The Art School Venue’s Contribution To Glasgow

“When it comes to The Art School, the venue’s social and cultural capital was worth its weight in gold.”

I miss The Art School. Its loss saddens me. I think I can speak for everyone involved in the SMIA when I say that to lose a grassroots music venue has a significant impact on a city’s soul, culture, community and economy. 

How do you measure the value that a music venue contributes to a city? To answer that question it’s essential to consider the triple bottom line: that is, economic, environmental and social value. The Art School’s economic contribution is relatively easy to assess. It’s environmental impact can be measured through its carbon emissions, efforts to reduce them and positive influence on its audience in this regard. SMIA is paying particular attention to environmental responsibility this year — including what music businesses, like venues, can do. Social value is largely intangible and the hardest to measure, and harder still to equate to financial value. Which is a shame because when it comes to The Art School, the venue’s social and cultural capital was worth its weight in gold.

The Art School was one of the first music venues I visited in my first proper week living in Glasgow — Fresher’s Week at University of Glasgow (way) back in 1996. It was a great introduction to the Glasgow music scene. Tuesday;  Ministry of Sound in QMU, Wednesday; pub crawl which took in Nice N Sleazy, lots of record shopping in the day (remember Fopp and The Beat Museum, anyone?), found some flyers which lead me and my new friends to Red Cell at the Sub Club (a blast from the past for you now 40 and 50-something techno heads) and a Ninja Tune special at The Art School on Friday — my idea of heaven. 

The venue became a firm favourite very quickly. Since then I have DJed in it several times, co-promoted nights there, recorded bands, run live broadcasts from club nights through Radio Magnetic, interviewed countless DJs, producers and live acts and, most importantly, enjoyed hundreds of club nights and gigs immersing myself in everyone from Scottish Ensemble to Autechre, Jamie Liddel to Andrew Weatherall, Fara at the Celtic Connections festival club to Basic Channel. All of this, and so much more, from a student union venue.

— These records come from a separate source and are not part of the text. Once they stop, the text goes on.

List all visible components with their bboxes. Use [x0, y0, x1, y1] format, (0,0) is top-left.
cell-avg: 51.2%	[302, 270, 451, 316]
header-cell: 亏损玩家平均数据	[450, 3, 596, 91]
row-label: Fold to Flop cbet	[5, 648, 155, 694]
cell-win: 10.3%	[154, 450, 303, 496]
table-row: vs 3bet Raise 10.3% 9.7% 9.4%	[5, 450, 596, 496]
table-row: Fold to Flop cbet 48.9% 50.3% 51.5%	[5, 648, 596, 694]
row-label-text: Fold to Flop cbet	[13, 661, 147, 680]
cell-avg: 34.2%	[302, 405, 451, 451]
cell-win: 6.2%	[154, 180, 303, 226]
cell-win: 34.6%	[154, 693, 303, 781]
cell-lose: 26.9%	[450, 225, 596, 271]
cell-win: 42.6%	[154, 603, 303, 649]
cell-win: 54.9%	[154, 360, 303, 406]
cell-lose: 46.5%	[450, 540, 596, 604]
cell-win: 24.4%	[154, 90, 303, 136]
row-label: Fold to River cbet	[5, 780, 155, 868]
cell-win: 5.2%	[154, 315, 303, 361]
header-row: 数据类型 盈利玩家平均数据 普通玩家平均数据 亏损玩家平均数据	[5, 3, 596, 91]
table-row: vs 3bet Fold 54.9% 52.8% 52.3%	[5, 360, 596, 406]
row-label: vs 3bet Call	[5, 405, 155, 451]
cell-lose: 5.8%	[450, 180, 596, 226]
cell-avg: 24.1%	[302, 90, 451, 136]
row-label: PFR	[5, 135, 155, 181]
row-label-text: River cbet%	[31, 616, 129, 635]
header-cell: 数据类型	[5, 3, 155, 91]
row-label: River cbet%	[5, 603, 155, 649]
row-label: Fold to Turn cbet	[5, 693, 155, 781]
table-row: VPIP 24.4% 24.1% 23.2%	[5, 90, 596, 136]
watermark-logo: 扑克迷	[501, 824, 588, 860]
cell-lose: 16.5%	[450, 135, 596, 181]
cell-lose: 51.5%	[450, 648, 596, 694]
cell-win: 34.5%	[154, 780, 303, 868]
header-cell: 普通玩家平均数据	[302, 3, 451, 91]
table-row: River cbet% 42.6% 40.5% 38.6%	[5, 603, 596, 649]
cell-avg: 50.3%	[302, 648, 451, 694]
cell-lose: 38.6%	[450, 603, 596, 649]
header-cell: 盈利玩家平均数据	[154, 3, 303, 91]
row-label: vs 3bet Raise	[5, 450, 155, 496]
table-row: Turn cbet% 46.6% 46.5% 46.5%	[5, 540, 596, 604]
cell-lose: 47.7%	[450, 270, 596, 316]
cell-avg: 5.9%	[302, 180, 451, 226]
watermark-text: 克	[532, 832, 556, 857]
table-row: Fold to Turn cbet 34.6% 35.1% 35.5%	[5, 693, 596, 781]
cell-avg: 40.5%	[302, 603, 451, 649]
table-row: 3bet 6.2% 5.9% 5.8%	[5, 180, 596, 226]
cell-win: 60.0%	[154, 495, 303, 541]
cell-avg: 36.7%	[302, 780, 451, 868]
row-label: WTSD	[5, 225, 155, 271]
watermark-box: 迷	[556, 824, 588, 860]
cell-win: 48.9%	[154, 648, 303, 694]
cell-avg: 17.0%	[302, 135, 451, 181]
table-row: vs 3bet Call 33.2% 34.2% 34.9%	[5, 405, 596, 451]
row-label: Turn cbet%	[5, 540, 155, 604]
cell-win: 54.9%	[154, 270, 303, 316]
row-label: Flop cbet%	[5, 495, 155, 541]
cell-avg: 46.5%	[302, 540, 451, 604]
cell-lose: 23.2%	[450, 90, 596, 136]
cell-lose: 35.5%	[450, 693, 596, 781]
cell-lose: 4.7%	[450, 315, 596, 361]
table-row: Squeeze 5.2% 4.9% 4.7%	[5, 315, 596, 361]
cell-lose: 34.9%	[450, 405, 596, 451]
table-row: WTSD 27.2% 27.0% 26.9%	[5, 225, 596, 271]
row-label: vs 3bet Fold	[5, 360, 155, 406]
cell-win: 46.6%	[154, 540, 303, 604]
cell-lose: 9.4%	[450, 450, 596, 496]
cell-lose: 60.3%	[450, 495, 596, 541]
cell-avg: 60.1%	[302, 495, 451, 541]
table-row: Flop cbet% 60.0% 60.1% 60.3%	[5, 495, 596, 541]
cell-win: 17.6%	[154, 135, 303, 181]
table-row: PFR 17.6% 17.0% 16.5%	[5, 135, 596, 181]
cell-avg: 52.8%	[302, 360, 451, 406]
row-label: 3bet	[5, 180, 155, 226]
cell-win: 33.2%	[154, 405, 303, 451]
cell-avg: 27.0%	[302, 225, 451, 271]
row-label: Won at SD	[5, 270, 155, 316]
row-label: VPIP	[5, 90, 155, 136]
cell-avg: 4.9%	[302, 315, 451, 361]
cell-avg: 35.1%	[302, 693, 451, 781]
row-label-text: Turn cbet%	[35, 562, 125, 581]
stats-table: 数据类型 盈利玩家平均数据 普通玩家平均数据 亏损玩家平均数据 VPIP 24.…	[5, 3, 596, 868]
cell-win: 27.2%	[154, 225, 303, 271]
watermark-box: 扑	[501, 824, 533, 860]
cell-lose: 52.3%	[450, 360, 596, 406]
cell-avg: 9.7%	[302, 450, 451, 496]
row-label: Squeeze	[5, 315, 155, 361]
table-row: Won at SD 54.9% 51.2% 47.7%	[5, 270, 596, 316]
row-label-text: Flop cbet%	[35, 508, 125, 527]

And that’s one of the remarkable things about the venue we knew simply as The Art School. It was a student union. The university I went to, Glasgow, has two unions; as other big universities do. Both had good events programmes as did other unions I have visited to party and perform in over the years. But I’ve never experienced anything quite like The Art School. The building, the music venue, the clubs and gigs that happened there, the staff, the punters; everything about the culture of the building exuded an effortless kind of cool that transcended anything intentional and contributed more to Glasgow’s world-renowned music scene that we can ever hope to measure. When I was immersed in the underground electronic music scene in Glasgow (throughout university and my time involved in running SubCity Radio to co-founding and developing Radio Magnetic, co-promoting Kinky Afro for ten years at the Sub Club and lots of music scene development work, which lead on to what I do with SMIA now), The Art School was a keystone venue. Right up there in terms of importance with the Sub Club and The Arches, outliving the Soundhaus, Alaska and other great venues, pre-dating La Cheetah and SWG3 and countless others.

The Art School was the trading name for GSASA Ltd. which was the commercial arm of Glasgow School of Art Students Association SCIO. Ultimately it was financial challenges that forced the venue into liquidation and closure. We can learn a lot from examining what went on and considering what we can all do to help other grassroots music venues avoid the same fate. And we will address these issues as part of ongoing developmental work we are doing with music venues. But for now I just wanted to pay my respects to a venue I loved that contributed a huge amount to my favourite city’s world-famous music scene. On behalf of everyone involved in the SMIA I want to thank and recognise the contribution of everyone who worked very hard to make that venue what it was. Many of them were friends of mine. All of them were wonderful. Let’s all celebrate what The Art School achieved. We will miss it a lot.

Dougal Perman is the Executive Chair at the Scottish Music Industry Association (SMIA).